As for roasties, all chefs boil their potatoes first — around eight-ten minutes until tender. Jamie Oliver roughs his up in a colander and adds goose fat and garlic; Raymond Blanc, Rick Stein and Tom Kerridge use vegetable oil and sea salt — and Nigella adds semolina for crispness.
MY METHOD: Mash is best made with nothing but butter and seasoning, and I like to add a splash of potato water for an ultra-smooth consistency.
Baked potatoes are better the longer you leave them; rub them in oil and salt, prick with a fork and bake for two hours.
When it comes to roasties, I boil mine first, sprinkle over a handful of plain flour, and then put them into a tray of hot vegetable oil with salt, garlic and rosemary.
Gordon Ramsay swears he has the recipe for 'perfect pasta' (stock image)
THE SECRET TO SPAGHETTI
He may not be Italian, but Gordon Ramsay swears he has the recipe for 'perfect pasta'.
His video tutorial for cooking angel pasta (like a thin spaghetti) has been watched more than seven million times.
First, you need a large pan of water, to which you add plenty of salt and olive oil — 'that stops the pasta from sticking together' — before bringing it to a rolling boil. Swirl a handful of dried pasta into the water using tongs and cook for three to four minutes.
Other chefs — such as Italian TV cook Gino D'Acampo and Jamie Oliver — shun Gordon's excessive use of oil.

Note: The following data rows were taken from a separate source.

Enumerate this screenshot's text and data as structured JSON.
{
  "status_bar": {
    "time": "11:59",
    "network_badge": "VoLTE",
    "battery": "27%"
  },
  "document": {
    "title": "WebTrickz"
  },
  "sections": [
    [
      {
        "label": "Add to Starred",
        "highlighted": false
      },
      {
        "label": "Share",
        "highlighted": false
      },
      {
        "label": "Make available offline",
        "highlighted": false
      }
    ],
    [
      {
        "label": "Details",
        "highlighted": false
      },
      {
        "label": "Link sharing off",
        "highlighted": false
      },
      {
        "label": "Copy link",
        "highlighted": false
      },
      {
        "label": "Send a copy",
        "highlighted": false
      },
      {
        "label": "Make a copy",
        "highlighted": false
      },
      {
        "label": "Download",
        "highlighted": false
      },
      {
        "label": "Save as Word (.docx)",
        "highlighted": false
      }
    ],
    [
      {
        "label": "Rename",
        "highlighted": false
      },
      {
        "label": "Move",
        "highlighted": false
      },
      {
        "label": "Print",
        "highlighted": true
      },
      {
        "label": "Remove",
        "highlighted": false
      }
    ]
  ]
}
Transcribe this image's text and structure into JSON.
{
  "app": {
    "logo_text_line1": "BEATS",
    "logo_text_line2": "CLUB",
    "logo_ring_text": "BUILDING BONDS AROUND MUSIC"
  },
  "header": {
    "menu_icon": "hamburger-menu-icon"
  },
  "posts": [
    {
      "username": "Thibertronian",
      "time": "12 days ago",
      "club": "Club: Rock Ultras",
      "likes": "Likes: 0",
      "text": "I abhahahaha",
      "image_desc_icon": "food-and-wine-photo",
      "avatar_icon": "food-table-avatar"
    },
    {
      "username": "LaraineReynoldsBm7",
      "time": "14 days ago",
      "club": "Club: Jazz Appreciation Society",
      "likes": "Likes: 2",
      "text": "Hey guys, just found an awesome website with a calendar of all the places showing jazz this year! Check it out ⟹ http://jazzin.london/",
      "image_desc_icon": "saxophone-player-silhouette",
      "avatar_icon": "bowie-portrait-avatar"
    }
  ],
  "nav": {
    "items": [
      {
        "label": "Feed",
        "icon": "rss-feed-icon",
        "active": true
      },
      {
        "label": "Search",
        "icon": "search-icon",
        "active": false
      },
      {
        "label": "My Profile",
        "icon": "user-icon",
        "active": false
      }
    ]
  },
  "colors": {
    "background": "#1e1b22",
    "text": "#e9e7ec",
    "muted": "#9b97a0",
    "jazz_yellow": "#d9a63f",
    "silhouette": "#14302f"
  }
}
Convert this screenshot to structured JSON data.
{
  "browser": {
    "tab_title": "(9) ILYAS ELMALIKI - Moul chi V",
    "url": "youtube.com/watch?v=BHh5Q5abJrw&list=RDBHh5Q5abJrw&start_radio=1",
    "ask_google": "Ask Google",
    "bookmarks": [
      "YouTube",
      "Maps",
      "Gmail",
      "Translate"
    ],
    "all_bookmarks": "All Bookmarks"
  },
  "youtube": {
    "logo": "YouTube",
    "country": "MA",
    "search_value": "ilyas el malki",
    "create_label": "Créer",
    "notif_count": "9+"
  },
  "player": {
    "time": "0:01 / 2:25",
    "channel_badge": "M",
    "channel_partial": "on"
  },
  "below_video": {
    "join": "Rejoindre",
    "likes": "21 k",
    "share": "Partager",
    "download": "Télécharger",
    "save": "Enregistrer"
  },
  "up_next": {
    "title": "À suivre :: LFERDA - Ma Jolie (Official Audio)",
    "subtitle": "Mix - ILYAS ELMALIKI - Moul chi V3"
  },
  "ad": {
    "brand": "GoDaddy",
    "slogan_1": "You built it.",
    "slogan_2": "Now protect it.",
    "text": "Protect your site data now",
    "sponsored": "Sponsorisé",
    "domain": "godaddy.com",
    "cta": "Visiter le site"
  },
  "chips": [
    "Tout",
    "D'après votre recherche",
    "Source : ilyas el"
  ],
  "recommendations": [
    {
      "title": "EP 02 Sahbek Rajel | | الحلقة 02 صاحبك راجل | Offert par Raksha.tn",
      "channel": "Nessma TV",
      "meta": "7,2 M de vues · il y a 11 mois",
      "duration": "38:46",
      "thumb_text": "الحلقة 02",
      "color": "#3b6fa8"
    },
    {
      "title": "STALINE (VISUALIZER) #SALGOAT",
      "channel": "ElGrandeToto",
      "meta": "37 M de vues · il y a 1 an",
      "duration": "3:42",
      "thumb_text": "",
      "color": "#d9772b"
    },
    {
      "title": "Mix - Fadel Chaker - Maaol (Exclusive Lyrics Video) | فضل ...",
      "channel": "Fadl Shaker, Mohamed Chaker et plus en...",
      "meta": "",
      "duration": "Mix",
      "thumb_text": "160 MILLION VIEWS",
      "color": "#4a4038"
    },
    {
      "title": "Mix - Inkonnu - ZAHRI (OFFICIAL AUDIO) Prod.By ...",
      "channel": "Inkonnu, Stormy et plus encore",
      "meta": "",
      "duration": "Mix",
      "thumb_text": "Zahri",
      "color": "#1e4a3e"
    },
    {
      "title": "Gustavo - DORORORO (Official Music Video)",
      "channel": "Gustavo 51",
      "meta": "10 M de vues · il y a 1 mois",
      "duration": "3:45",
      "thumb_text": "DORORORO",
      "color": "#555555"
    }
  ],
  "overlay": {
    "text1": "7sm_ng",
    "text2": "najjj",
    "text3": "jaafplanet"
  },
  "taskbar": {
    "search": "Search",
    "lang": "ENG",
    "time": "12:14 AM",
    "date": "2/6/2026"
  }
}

Nigella agrees; in her 2012 book Nigellissima she says: 'If you have enough water, then oil should not be necessary.'
To check if it's sufficiently cooked, she advises tasting it: 'The pasta should still be firm, though not hard or chalky in the centre.'
Jamie puts a lid on his spaghetti as it cooks to keep the water boiling and always conserves a cup of cooking water to pour over it once drained: 'A few swigs of that starchy water will really help to loosen the pasta up,' he explains.
MY METHOD: A few drops of olive oil (not a Gordon-esque glug) in the pan with the pasta will stop the strands from sticking together. All it needs is five to six minutes; the taste test is the best way to check if it's cooked to your liking.
The trick is to eat it immediately — leave it for longer than five minutes and it'll go claggy.
SAY HELLO TO HEINZ
Forget tipping a tin of Heinz baked beans on to a slice of toast... several top chefs have had a go at turning the ultimate comfort food into a gourmet dish.
Jamie Oliver's recipe, from his book Comfort Food, requires cannellini beans and tinned tomatoes, heated in a pan and served on thickly-sliced sourdough.
He's been serving up beans for years: his London restaurant made headlines in 2004 when it started selling posh beans on toast (made from Heinz beans with cherry tomatoes, spices, rocket and cheese) for £7 a portion — a 2,000 per cent mark-up on a 30p tin.
Jamie Oliver's recipe, from his book Comfort Food, requires cannellini beans and tinned tomatoes to recreate Heinz baked beans (stock image)
Gordon Ramsay makes baked beans for his family every Sunday. His bean of choice is the haricot, cooked with passata, Worcestershire sauce, onion, sugar and sherry — but the end result looks identical to what comes out of a tin.
Tom Kerridge also uses haricot beans, served on toasted soda bread, as does Mary Berry, who adds golden syrup, black treacle and muscovado sugar to her 'Boston baked beans' dish.
MY METHOD: Plain old beans from a tin will do but, if you're determined to make your own, cannellini beans are best as they soak up all the flavours from that tomato sauce.
When it comes to toast, forget fancy sourdough or soda; thick-cut white is by far the most delicious.